Bamford, who stars in the surreal and semi-autobiographical comedy Lady Dynamite on Netflix, also has three unconventional hourlong stand-up specials, including one where she performs for an audience of two: her parents. She also was the first female comic to have two half-hour Comedy Central Presents specials, and she’s known for her voiced characters for Big Mouth, BoJack Horseman, Summer Camp Island, Adventure Time, Talking Tom and Friends, Bob’s Burgers, Legend of Korra, Puss in Boots, CatDog and PBS’s Emmy-winning series, Word Girl. In 2014, she won the American Comedy Award for Best Club Comic, and she was nominated for an Emmy for her guest appearance on the Netflix children’s series Ask the StoryBots. She also created and starred in the cult hit web series The Maria Bamford Show.

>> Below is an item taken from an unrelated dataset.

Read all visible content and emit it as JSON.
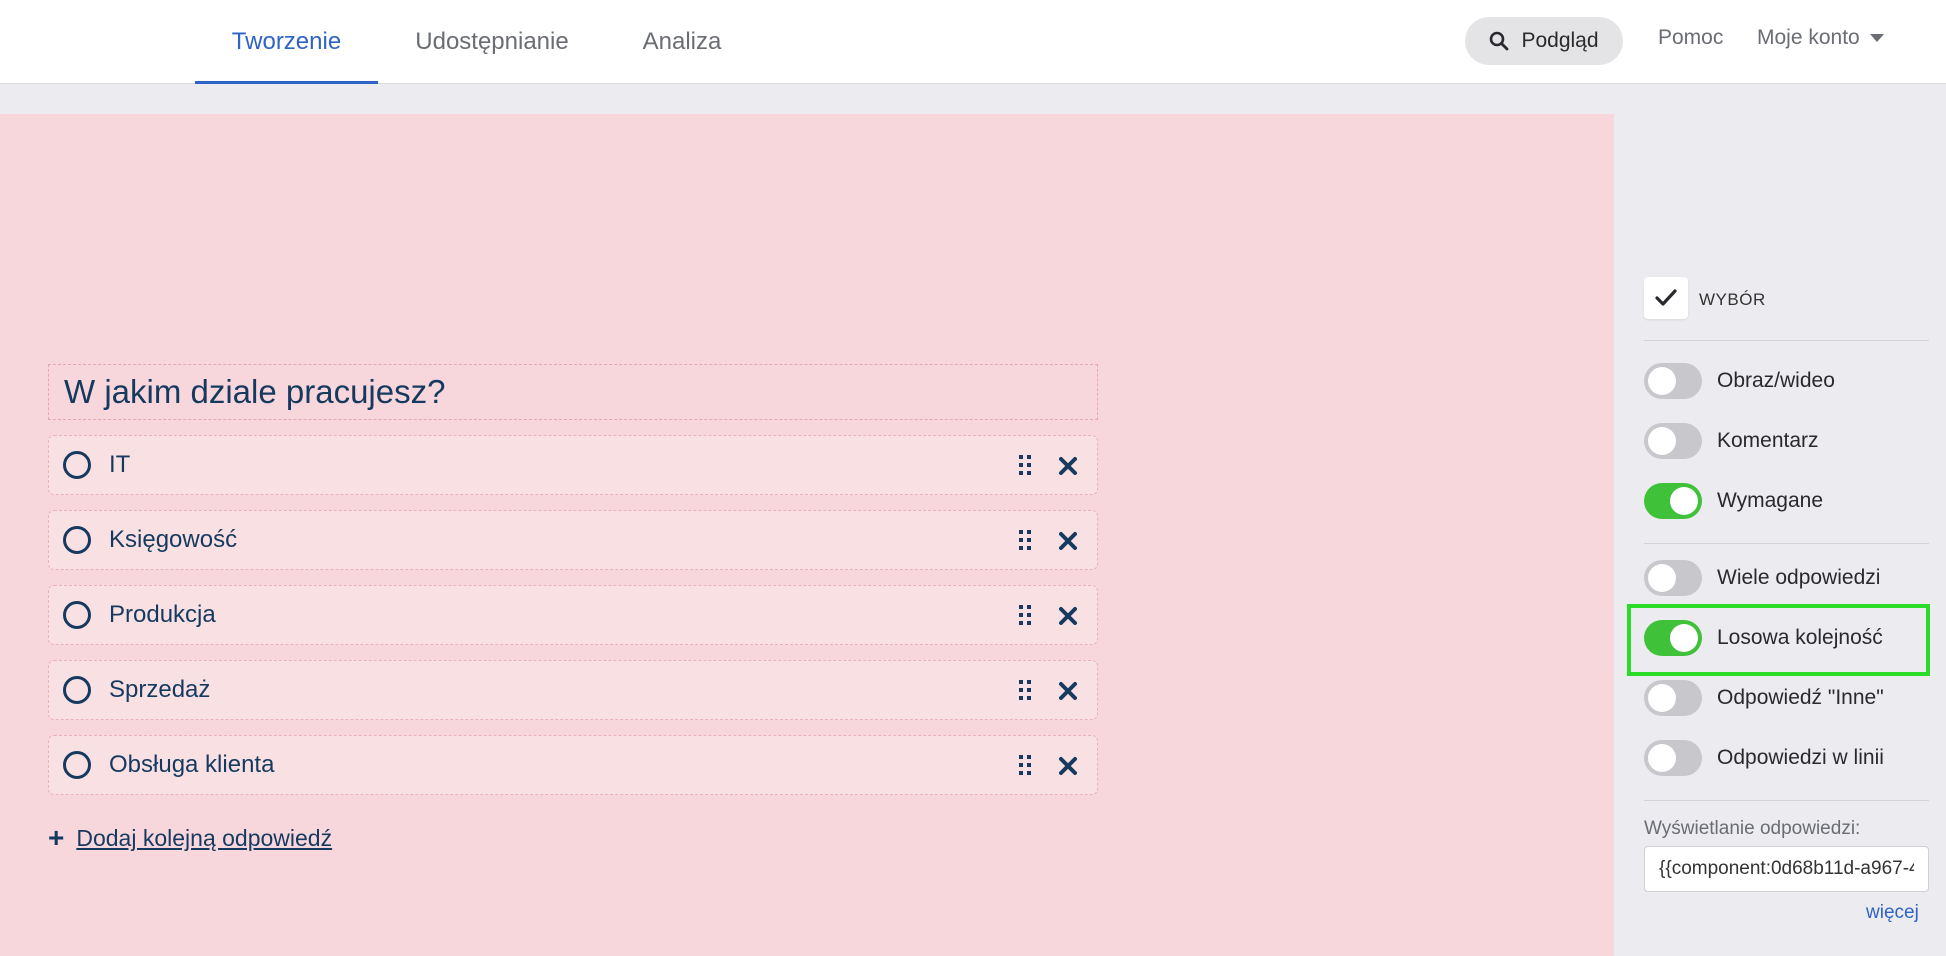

“I have been trying to better myself throughout the quar [sic], but I also worry that if I did something, like stop eating white sugar and flour… would I ever be able to stop talking about it?” she joked. Then, in one of her character voices, she deadpanned, “‘Maria, oh my God, I’ve been clean off sugar and white flour, I mean those are drugs, for 42 days, and it’s like, I have so much more energy… But… what’s been the best thing about it is that I am just so much more conscious in my relationships.’ And yet… you haven’t noticed, I’ve fallen asleep with my eyes wide open. Can we talk about anything else? I’m a 50-year-old white woman. I’ve heard a tale of dietary transformation. Unless it starts… ‘And then, they went up a mountain, and found the Tapatio-infused water that they would drink because it’s gluten-free…’ Then, maybe I’m interested.”

She also joked about her own struggles and attending 12-step programs.

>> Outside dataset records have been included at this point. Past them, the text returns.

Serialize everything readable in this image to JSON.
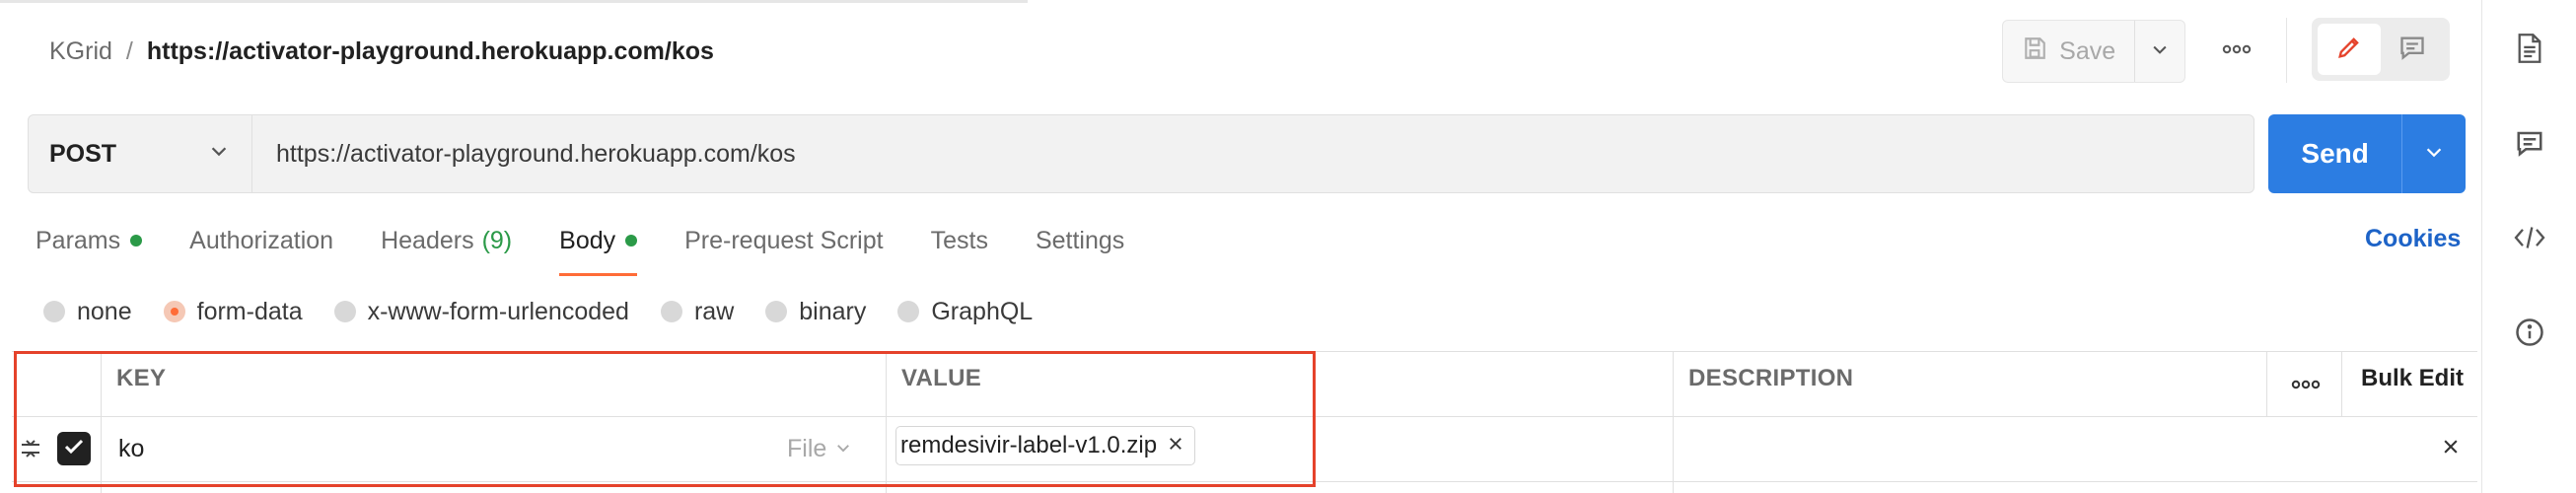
{
  "breadcrumb": {
    "parent": "KGrid",
    "separator": "/",
    "current": "https://activator-playground.herokuapp.com/kos"
  },
  "toolbar": {
    "save_label": "Save"
  },
  "request": {
    "method": "POST",
    "url": "https://activator-playground.herokuapp.com/kos",
    "send_label": "Send"
  },
  "tabs": [
    {
      "label": "Params",
      "dot": true
    },
    {
      "label": "Authorization"
    },
    {
      "label": "Headers",
      "count": "(9)"
    },
    {
      "label": "Body",
      "dot": true,
      "active": true
    },
    {
      "label": "Pre-request Script"
    },
    {
      "label": "Tests"
    },
    {
      "label": "Settings"
    }
  ],
  "cookies_label": "Cookies",
  "body_types": [
    {
      "label": "none"
    },
    {
      "label": "form-data",
      "selected": true
    },
    {
      "label": "x-www-form-urlencoded"
    },
    {
      "label": "raw"
    },
    {
      "label": "binary"
    },
    {
      "label": "GraphQL"
    }
  ],
  "table": {
    "headers": {
      "key": "KEY",
      "value": "VALUE",
      "description": "DESCRIPTION",
      "bulk_edit": "Bulk Edit"
    },
    "rows": [
      {
        "checked": true,
        "key": "ko",
        "type": "File",
        "value_file": "remdesivir-label-v1.0.zip",
        "description": ""
      }
    ]
  },
  "colors": {
    "accent": "#ff6c37",
    "send": "#2c7de2",
    "link": "#1d63c7",
    "status_dot": "#2b9a48",
    "highlight": "#e5422b"
  },
  "icons": [
    "save-icon",
    "chevron-down-icon",
    "more-horizontal-icon",
    "pencil-icon",
    "comment-icon",
    "document-icon",
    "code-icon",
    "info-icon",
    "drag-handle-icon",
    "checkmark-icon",
    "close-icon"
  ]
}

“They’re free, that’s what I love about them. They’re a cult,” she joked. “Number one, free. Number two, free. And three, they can’t kick you out.”

In the Q&A after the session, moderated by Department of Radio/Television/Film Chair Zayd Dohrn and lecturer Eliza Bent, they discussed her creative motivation.

“Some people feel more like entertainment is a service, and they’re more interested in always entertaining the crowd. That is not my opinion,” she said. “I want to entertain myself first. Because I’m the one who has to be there.”

She also talked about the difficulties of balancing her mental health and the pressures to succeed in Hollywood.

“I’ve had different highs and lows,” she said. “About 15 years ago, I got about three seasons of being this crazy Target lady character, which was the dream come true and yet it was also golden handcuffs. I couldn’t say anything about the experience publicly and I ended up having a manic episode as a result of that anxiety. So, the main thing to me is to have my mental health. I’m on meds now, which make it so that I sleep regularly.”

She said she made the conscious decision not to be in the writers’ room of Lady Dynamite, because she had to prioritize her mental health.

“If you’re going to write, direct, and act as the main number one on the call sheet of your own show, you’re only going to get maybe four hours of sleep a night,” she said. “I just want to have a good life and that means having to advocate for one’s self.”

School of Communication Dean E. Patrick Johnson said Bamford brought “much-needed levity in these dark times” and thanked the Van Zelsts for their continued support of the School of Communication.